Di certo, nel mondo delle associazioni agricole - che pure non hanno mai mancato di correre alla sua corte e ossequiarlo - c'è già chi fa gli scongiuri. Una cosa sono i Saloni del gusto e le esposizioni mediatiche, un'altra gestire una Politica agricola comune con un'impronta ambientale che demonizza, scambiando per latifondo-industriale quel segmento di aziende agricole più strutturate che garantiscono una fetta importante della produzione agricola italiana. Tagliare le gambe a queste imprese sarebbe come segare il ramo su cui poggia la gracile produttività dell'agricoltura italiana che garantisce solo il 60-70% del fabbisogno nazionale di generi di prima necessità come cereali, latte e carne.

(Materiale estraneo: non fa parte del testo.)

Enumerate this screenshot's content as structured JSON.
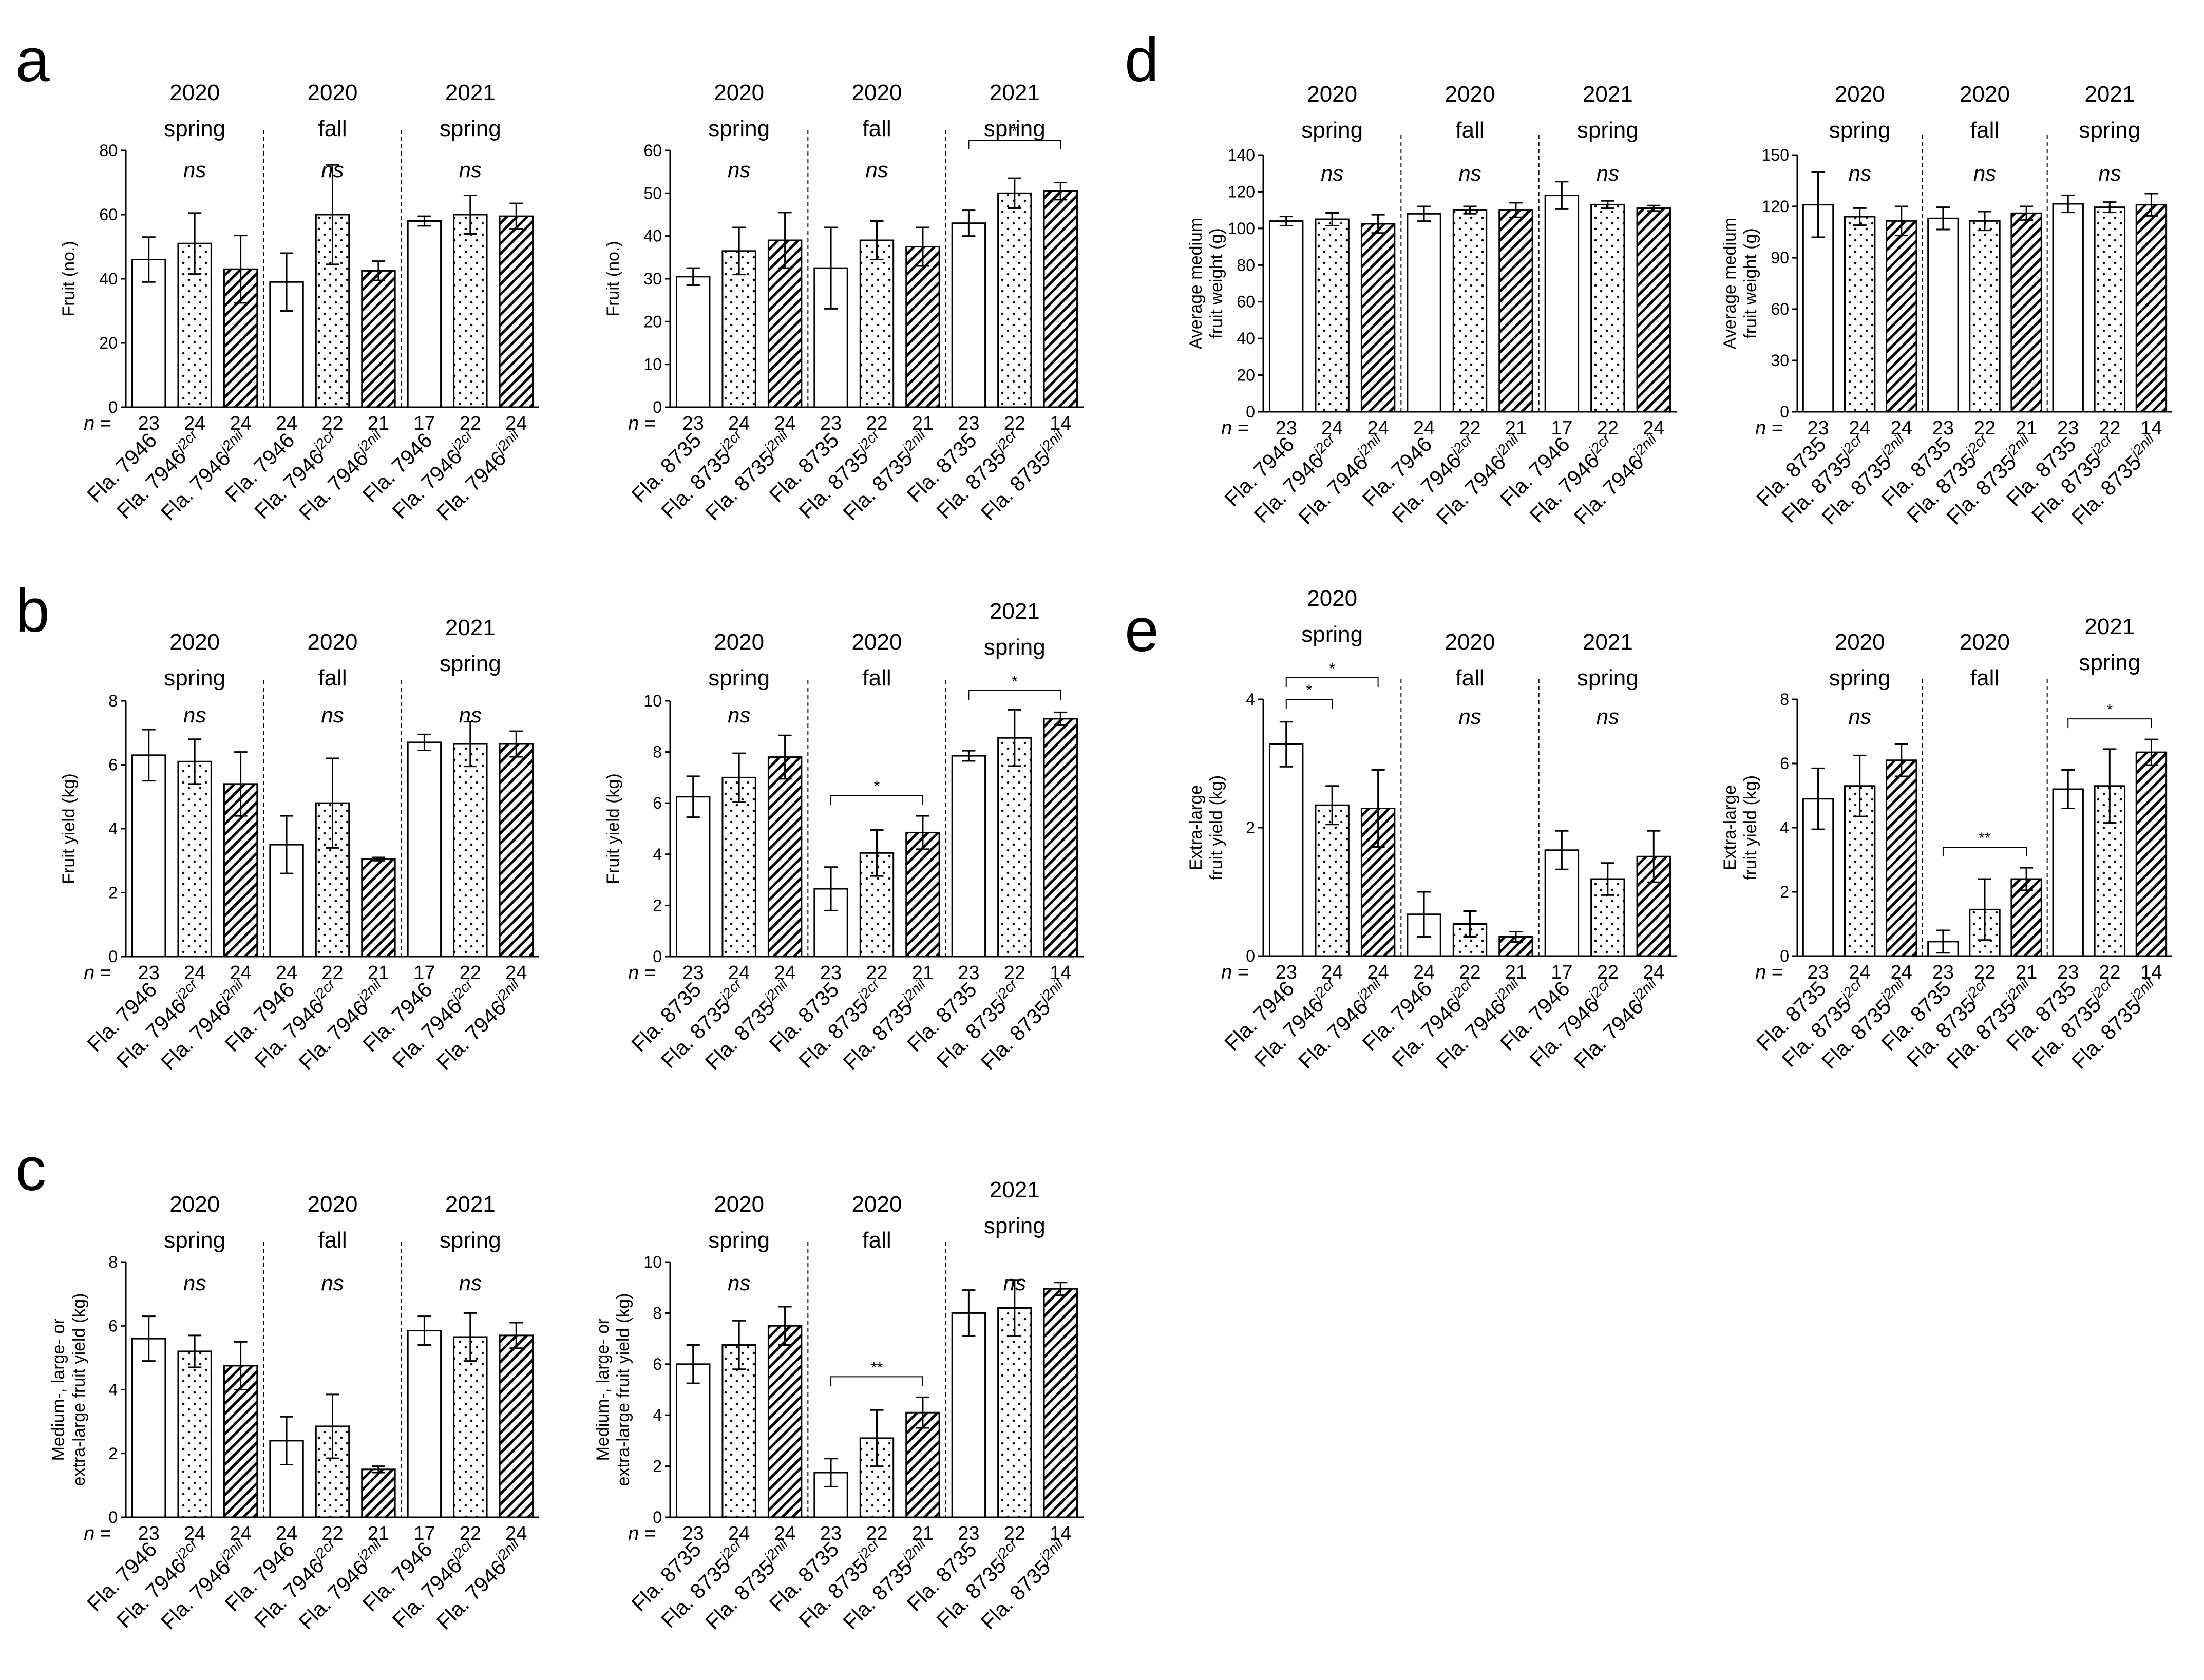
{
  "letters": [
    "a",
    "b",
    "c",
    "d",
    "e"
  ],
  "labels": {
    "n_prefix": "n",
    "n_eq": " = ",
    "base7946": "Fla. 7946",
    "base8735": "Fla. 8735",
    "sup_cr": "j2cr",
    "sup_nil": "j2nil"
  },
  "colors": {
    "bar_open": "#ffffff",
    "ink": "#000000"
  },
  "chart_data": [
    {
      "type": "bar",
      "id": "a-left",
      "panel": "a",
      "line": "7946",
      "ylabel": "Fruit (no.)",
      "ylim": [
        0,
        80
      ],
      "yticks": [
        0,
        20,
        40,
        60,
        80
      ],
      "groups": [
        {
          "season": [
            "2020",
            "spring"
          ],
          "values": [
            46,
            51,
            43
          ],
          "errors": [
            7,
            9.5,
            10.5
          ],
          "n": [
            "23",
            "24",
            "24"
          ],
          "sig": "ns"
        },
        {
          "season": [
            "2020",
            "fall"
          ],
          "values": [
            39,
            60,
            42.5
          ],
          "errors": [
            9,
            15.5,
            3
          ],
          "n": [
            "24",
            "22",
            "21"
          ],
          "sig": "ns"
        },
        {
          "season": [
            "2021",
            "spring"
          ],
          "values": [
            58,
            60,
            59.5
          ],
          "errors": [
            1.5,
            6,
            4
          ],
          "n": [
            "17",
            "22",
            "24"
          ],
          "sig": "ns"
        }
      ]
    },
    {
      "type": "bar",
      "id": "a-right",
      "panel": "a",
      "line": "8735",
      "ylabel": "Fruit (no.)",
      "ylim": [
        0,
        60
      ],
      "yticks": [
        0,
        10,
        20,
        30,
        40,
        50,
        60
      ],
      "groups": [
        {
          "season": [
            "2020",
            "spring"
          ],
          "values": [
            30.5,
            36.5,
            39
          ],
          "errors": [
            2,
            5.5,
            6.5
          ],
          "n": [
            "23",
            "24",
            "24"
          ],
          "sig": "ns"
        },
        {
          "season": [
            "2020",
            "fall"
          ],
          "values": [
            32.5,
            39,
            37.5
          ],
          "errors": [
            9.5,
            4.5,
            4.5
          ],
          "n": [
            "23",
            "22",
            "21"
          ],
          "sig": "ns"
        },
        {
          "season": [
            "2021",
            "spring"
          ],
          "values": [
            43,
            50,
            50.5
          ],
          "errors": [
            3,
            3.5,
            2
          ],
          "n": [
            "23",
            "22",
            "14"
          ],
          "sig": "*"
        }
      ]
    },
    {
      "type": "bar",
      "id": "b-left",
      "panel": "b",
      "line": "7946",
      "ylabel": "Fruit yield (kg)",
      "ylim": [
        0,
        8
      ],
      "yticks": [
        0,
        2,
        4,
        6,
        8
      ],
      "groups": [
        {
          "season": [
            "2020",
            "spring"
          ],
          "values": [
            6.3,
            6.1,
            5.4
          ],
          "errors": [
            0.8,
            0.7,
            1
          ],
          "n": [
            "23",
            "24",
            "24"
          ],
          "sig": "ns"
        },
        {
          "season": [
            "2020",
            "fall"
          ],
          "values": [
            3.5,
            4.8,
            3.05
          ],
          "errors": [
            0.9,
            1.4,
            0.05
          ],
          "n": [
            "24",
            "22",
            "21"
          ],
          "sig": "ns"
        },
        {
          "season": [
            "2021",
            "spring"
          ],
          "values": [
            6.7,
            6.65,
            6.65
          ],
          "errors": [
            0.25,
            0.7,
            0.4
          ],
          "n": [
            "17",
            "22",
            "24"
          ],
          "sig": "ns"
        }
      ]
    },
    {
      "type": "bar",
      "id": "b-right",
      "panel": "b",
      "line": "8735",
      "ylabel": "Fruit yield (kg)",
      "ylim": [
        0,
        10
      ],
      "yticks": [
        0,
        2,
        4,
        6,
        8,
        10
      ],
      "groups": [
        {
          "season": [
            "2020",
            "spring"
          ],
          "values": [
            6.25,
            7,
            7.8
          ],
          "errors": [
            0.8,
            0.95,
            0.85
          ],
          "n": [
            "23",
            "24",
            "24"
          ],
          "sig": "ns"
        },
        {
          "season": [
            "2020",
            "fall"
          ],
          "values": [
            2.65,
            4.05,
            4.85
          ],
          "errors": [
            0.85,
            0.9,
            0.65
          ],
          "n": [
            "23",
            "22",
            "21"
          ],
          "sig": "*"
        },
        {
          "season": [
            "2021",
            "spring"
          ],
          "values": [
            7.85,
            8.55,
            9.3
          ],
          "errors": [
            0.2,
            1.1,
            0.25
          ],
          "n": [
            "23",
            "22",
            "14"
          ],
          "sig": "*"
        }
      ]
    },
    {
      "type": "bar",
      "id": "c-left",
      "panel": "c",
      "line": "7946",
      "ylabel": [
        "Medium-, large- or",
        "extra-large fruit yield (kg)"
      ],
      "ylim": [
        0,
        8
      ],
      "yticks": [
        0,
        2,
        4,
        6,
        8
      ],
      "groups": [
        {
          "season": [
            "2020",
            "spring"
          ],
          "values": [
            5.6,
            5.2,
            4.75
          ],
          "errors": [
            0.7,
            0.5,
            0.75
          ],
          "n": [
            "23",
            "24",
            "24"
          ],
          "sig": "ns"
        },
        {
          "season": [
            "2020",
            "fall"
          ],
          "values": [
            2.4,
            2.85,
            1.5
          ],
          "errors": [
            0.75,
            1,
            0.1
          ],
          "n": [
            "24",
            "22",
            "21"
          ],
          "sig": "ns"
        },
        {
          "season": [
            "2021",
            "spring"
          ],
          "values": [
            5.85,
            5.65,
            5.7
          ],
          "errors": [
            0.45,
            0.75,
            0.4
          ],
          "n": [
            "17",
            "22",
            "24"
          ],
          "sig": "ns"
        }
      ]
    },
    {
      "type": "bar",
      "id": "c-right",
      "panel": "c",
      "line": "8735",
      "ylabel": [
        "Medium-, large- or",
        "extra-large fruit yield (kg)"
      ],
      "ylim": [
        0,
        10
      ],
      "yticks": [
        0,
        2,
        4,
        6,
        8,
        10
      ],
      "groups": [
        {
          "season": [
            "2020",
            "spring"
          ],
          "values": [
            6,
            6.75,
            7.5
          ],
          "errors": [
            0.75,
            0.95,
            0.75
          ],
          "n": [
            "23",
            "24",
            "24"
          ],
          "sig": "ns"
        },
        {
          "season": [
            "2020",
            "fall"
          ],
          "values": [
            1.75,
            3.1,
            4.1
          ],
          "errors": [
            0.55,
            1.1,
            0.6
          ],
          "n": [
            "23",
            "22",
            "21"
          ],
          "sig": "**"
        },
        {
          "season": [
            "2021",
            "spring"
          ],
          "values": [
            8,
            8.2,
            8.95
          ],
          "errors": [
            0.9,
            1.1,
            0.25
          ],
          "n": [
            "23",
            "22",
            "14"
          ],
          "sig": "ns"
        }
      ]
    },
    {
      "type": "bar",
      "id": "d-left",
      "panel": "d",
      "line": "7946",
      "ylabel": [
        "Average medium",
        "fruit weight (g)"
      ],
      "ylim": [
        0,
        140
      ],
      "yticks": [
        0,
        20,
        40,
        60,
        80,
        100,
        120,
        140
      ],
      "groups": [
        {
          "season": [
            "2020",
            "spring"
          ],
          "values": [
            104,
            105,
            102.5
          ],
          "errors": [
            2.5,
            3.5,
            5
          ],
          "n": [
            "23",
            "24",
            "24"
          ],
          "sig": "ns"
        },
        {
          "season": [
            "2020",
            "fall"
          ],
          "values": [
            108,
            110,
            110
          ],
          "errors": [
            4,
            2,
            4
          ],
          "n": [
            "24",
            "22",
            "21"
          ],
          "sig": "ns"
        },
        {
          "season": [
            "2021",
            "spring"
          ],
          "values": [
            118,
            113,
            111
          ],
          "errors": [
            7.5,
            2,
            1.5
          ],
          "n": [
            "17",
            "22",
            "24"
          ],
          "sig": "ns"
        }
      ]
    },
    {
      "type": "bar",
      "id": "d-right",
      "panel": "d",
      "line": "8735",
      "ylabel": [
        "Average medium",
        "fruit weight (g)"
      ],
      "ylim": [
        0,
        150
      ],
      "yticks": [
        0,
        30,
        60,
        90,
        120,
        150
      ],
      "groups": [
        {
          "season": [
            "2020",
            "spring"
          ],
          "values": [
            121,
            114,
            111.5
          ],
          "errors": [
            19,
            5,
            8.5
          ],
          "n": [
            "23",
            "24",
            "24"
          ],
          "sig": "ns"
        },
        {
          "season": [
            "2020",
            "fall"
          ],
          "values": [
            113,
            111.5,
            116
          ],
          "errors": [
            6.5,
            5.5,
            4
          ],
          "n": [
            "23",
            "22",
            "21"
          ],
          "sig": "ns"
        },
        {
          "season": [
            "2021",
            "spring"
          ],
          "values": [
            121.5,
            119.5,
            121
          ],
          "errors": [
            5,
            3,
            6.5
          ],
          "n": [
            "23",
            "22",
            "14"
          ],
          "sig": "ns"
        }
      ]
    },
    {
      "type": "bar",
      "id": "e-left",
      "panel": "e",
      "line": "7946",
      "ylabel": [
        "Extra-large",
        "fruit yield (kg)"
      ],
      "ylim": [
        0,
        4
      ],
      "yticks": [
        0,
        2,
        4
      ],
      "groups": [
        {
          "season": [
            "2020",
            "spring"
          ],
          "values": [
            3.3,
            2.35,
            2.3
          ],
          "errors": [
            0.35,
            0.3,
            0.6
          ],
          "n": [
            "23",
            "24",
            "24"
          ],
          "sig": "*",
          "sig_pairs": "two"
        },
        {
          "season": [
            "2020",
            "fall"
          ],
          "values": [
            0.65,
            0.5,
            0.3
          ],
          "errors": [
            0.35,
            0.2,
            0.08
          ],
          "n": [
            "24",
            "22",
            "21"
          ],
          "sig": "ns"
        },
        {
          "season": [
            "2021",
            "spring"
          ],
          "values": [
            1.65,
            1.2,
            1.55
          ],
          "errors": [
            0.3,
            0.25,
            0.4
          ],
          "n": [
            "17",
            "22",
            "24"
          ],
          "sig": "ns"
        }
      ]
    },
    {
      "type": "bar",
      "id": "e-right",
      "panel": "e",
      "line": "8735",
      "ylabel": [
        "Extra-large",
        "fruit yield (kg)"
      ],
      "ylim": [
        0,
        8
      ],
      "yticks": [
        0,
        2,
        4,
        6,
        8
      ],
      "groups": [
        {
          "season": [
            "2020",
            "spring"
          ],
          "values": [
            4.9,
            5.3,
            6.1
          ],
          "errors": [
            0.95,
            0.95,
            0.5
          ],
          "n": [
            "23",
            "24",
            "24"
          ],
          "sig": "ns"
        },
        {
          "season": [
            "2020",
            "fall"
          ],
          "values": [
            0.45,
            1.45,
            2.4
          ],
          "errors": [
            0.35,
            0.95,
            0.35
          ],
          "n": [
            "23",
            "22",
            "21"
          ],
          "sig": "**"
        },
        {
          "season": [
            "2021",
            "spring"
          ],
          "values": [
            5.2,
            5.3,
            6.35
          ],
          "errors": [
            0.6,
            1.15,
            0.4
          ],
          "n": [
            "23",
            "22",
            "14"
          ],
          "sig": "*"
        }
      ]
    }
  ]
}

In un momento di grande crisi economica, con il carrello della spesa ridotto all'osso e sempre più famiglie in bilico sulla soglia della povertà, è veramente azzardato propugnare un modello che punta alla decrescita agricola. Mi torna in mente la famosa frase attribuita a Maria Antonietta, la regina di Francia che, rispondendo all'allarme dei sui ministri sulle proteste di piazza del popolo affamato, replicò "se non hanno il pane, mangino le brioche".